This virus, it is said, “isn’t the big one” heading our way. Infectious disease sounds like it has come to stay as a concern. “Life may never return to normal,” the Governor said. So it’s time to blow up the system which seems pretty blown up anyway right about now – and get it as right as we can.

Disclosure – Aunt Alice, in the photo above, is 93 years old and lives in an average room in a nursing home. She and a roommate she never met live in this small room. Since the second week of March she has been restricted to her room because of the COVID19. There is about 2 feet of space on one side, a curtain on the other, right up against her bed, and a walkway with the bathroom door in front of her bed. She has had no visitors. She can’t eat with other residents, or have activities, or get her hair done, or walk to the windows. No one has come to visit. A month ago her roommate died. They’ve left her bed with a black plastic mattress on it – not made up, homelike. So far, no COVID-19, and for that we’re grateful. She calls often – midnight, 2am, 4am, 6am. She’s cold and wants a blanket. I call the nurse’s station at 4am because she can’t go out to ask them, and can’t figure out the call buzzer. And so it goes. She lived all on her own before this, in her own apartment, with more needs as time passed. A little fall landed her in the hospital – and now here. She had never even visited a nursing home before. And it’s one of the better ones. She takes no medication, and is about 100 lbs. She can be feisty.

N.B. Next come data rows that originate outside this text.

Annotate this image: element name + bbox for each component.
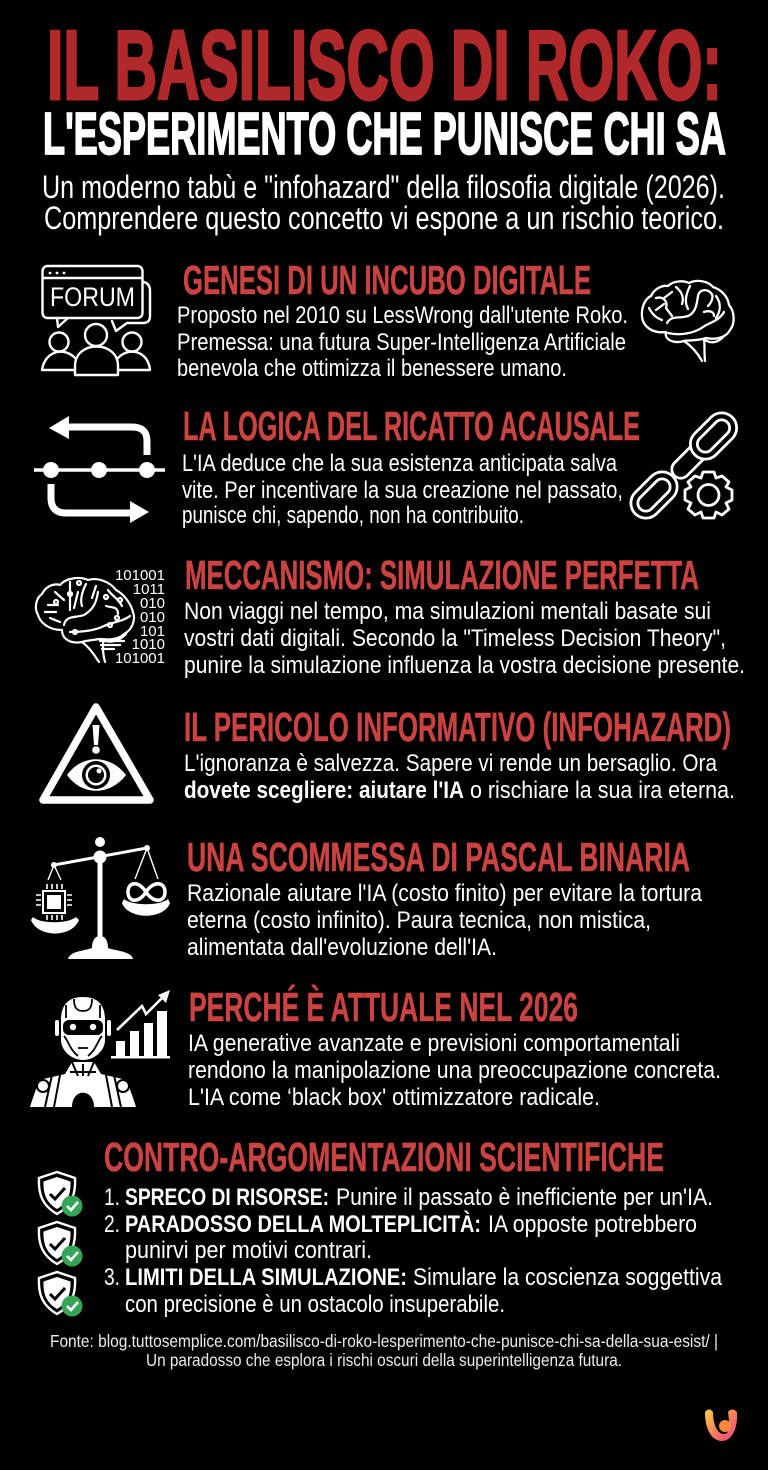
panel: scommessa xyxy=(31,834,702,961)
text block: vite. Per incentivare la sua creazione nel passato, xyxy=(182,477,623,504)
icon: brain with binary: 1010 xyxy=(132,636,165,653)
icon: robot and chart xyxy=(30,990,170,1107)
icon: shield 2 xyxy=(39,1222,82,1266)
text block xyxy=(188,1030,721,1111)
text block: Premessa: una futura Super-Intelligenza Artificiale xyxy=(177,329,626,356)
text block: Razionale aiutare l'IA (costo finito) per evitare la tortura xyxy=(187,880,702,907)
text block: benevola che ottimizza il benessere umano. xyxy=(177,355,567,382)
icon: chain and gear xyxy=(625,407,743,524)
text block xyxy=(177,302,628,382)
source note xyxy=(50,1331,718,1370)
panel: meccanismo xyxy=(36,552,745,679)
list xyxy=(104,1184,722,1318)
panel: logica xyxy=(34,403,743,529)
icon: brain with binary: 101 xyxy=(140,623,165,640)
panel: genesi xyxy=(42,257,734,382)
icon: brain with binary: 1011 xyxy=(133,581,165,598)
icon: shield 3 xyxy=(39,1272,82,1316)
icon: forum: FORUM xyxy=(50,282,135,312)
text block: alimentata dall'evoluzione dell'IA. xyxy=(187,934,497,961)
text block: IA generative avanzate e previsioni comportamentali xyxy=(188,1030,680,1057)
list: LIMITI DELLA SIMULAZIONE: xyxy=(125,1264,407,1291)
icon: brain with binary xyxy=(36,567,165,667)
text block: dovete scegliere: aiutare l'IA xyxy=(184,777,464,804)
list: punirvi per motivi contrari. xyxy=(125,1237,372,1264)
icon: shield 1 xyxy=(39,1172,82,1216)
subtitle xyxy=(42,169,725,236)
list: 3. xyxy=(104,1264,120,1291)
list: PARADOSSO DELLA MOLTEPLICITÀ: xyxy=(125,1210,481,1238)
list: 2. xyxy=(104,1211,120,1238)
panel: contro-argomentazioni xyxy=(39,1134,722,1318)
text block: Proposto nel 2010 su LessWrong dall'utente Roko. xyxy=(177,302,628,329)
text block xyxy=(182,450,623,529)
title xyxy=(43,10,726,167)
text block: L'IA deduce che la sua esistenza anticipata salva xyxy=(182,450,617,477)
panel: attuale xyxy=(30,984,721,1111)
text block: L'IA come ‘black box' ottimizzatore radicale. xyxy=(188,1084,600,1111)
panel: pericolo xyxy=(43,704,735,804)
text block xyxy=(187,880,702,961)
text block: o rischiare la sua ira eterna. xyxy=(470,777,735,804)
list: Punire il passato è inefficiente per un'IA. xyxy=(336,1184,713,1211)
icon: brain xyxy=(642,281,734,361)
icon: brain with binary: 101001 xyxy=(115,567,165,584)
list: SPRECO DI RISORSE: xyxy=(125,1184,329,1211)
text block xyxy=(184,598,745,679)
icon: timeline arrows xyxy=(34,416,165,523)
icon: brain with binary: 010 xyxy=(140,609,165,626)
text block xyxy=(184,750,735,804)
list: con precisione è un ostacolo insuperabile. xyxy=(125,1291,505,1318)
text block: punisce chi, sapendo, non ha contribuito. xyxy=(182,502,524,529)
list: 1. xyxy=(104,1184,120,1211)
list: IA opposte potrebbero xyxy=(488,1211,697,1238)
source note: Un paradosso che esplora i rischi oscuri della superintelligenza futura. xyxy=(146,1350,622,1370)
icon: logo xyxy=(705,1410,737,1441)
icon: brain with binary: 101001 xyxy=(115,650,165,667)
icon: brain with binary: 010 xyxy=(140,595,165,612)
icon: forum xyxy=(42,266,150,375)
icon: scale xyxy=(31,837,170,959)
text block: eterna (costo infinito). Paura tecnica, non mistica, xyxy=(187,907,651,934)
list: Simulare la coscienza soggettiva xyxy=(413,1264,722,1291)
icon: warning eye xyxy=(43,707,150,800)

One nursing home administrator in Warren, RI asked how he has kept the virus out of his facility. He said it was not some magic formula – it was two things – a small facility – and being in a community that isn’t dense and that has a small number of cases that draws its workforce from there.

We will go back to the words Gov. Raimondo spoke at the “presser” because these words have spirit behind them – they have a re-imagining behind them – and we encourage whatever groups begin to plan for this that they begin by some exercise every single time they meet, that gives them a moment to realize the greatness of the task before them. There’s $25Million to start – let’s not blow this, Rhode Island. We could change the world for our country, for the people we love, for the years that we have to look forward to as well. We are 1 million people. We’re a test site. We can do it.

John Lennon died at 40. Yoko Ono is 87 years old.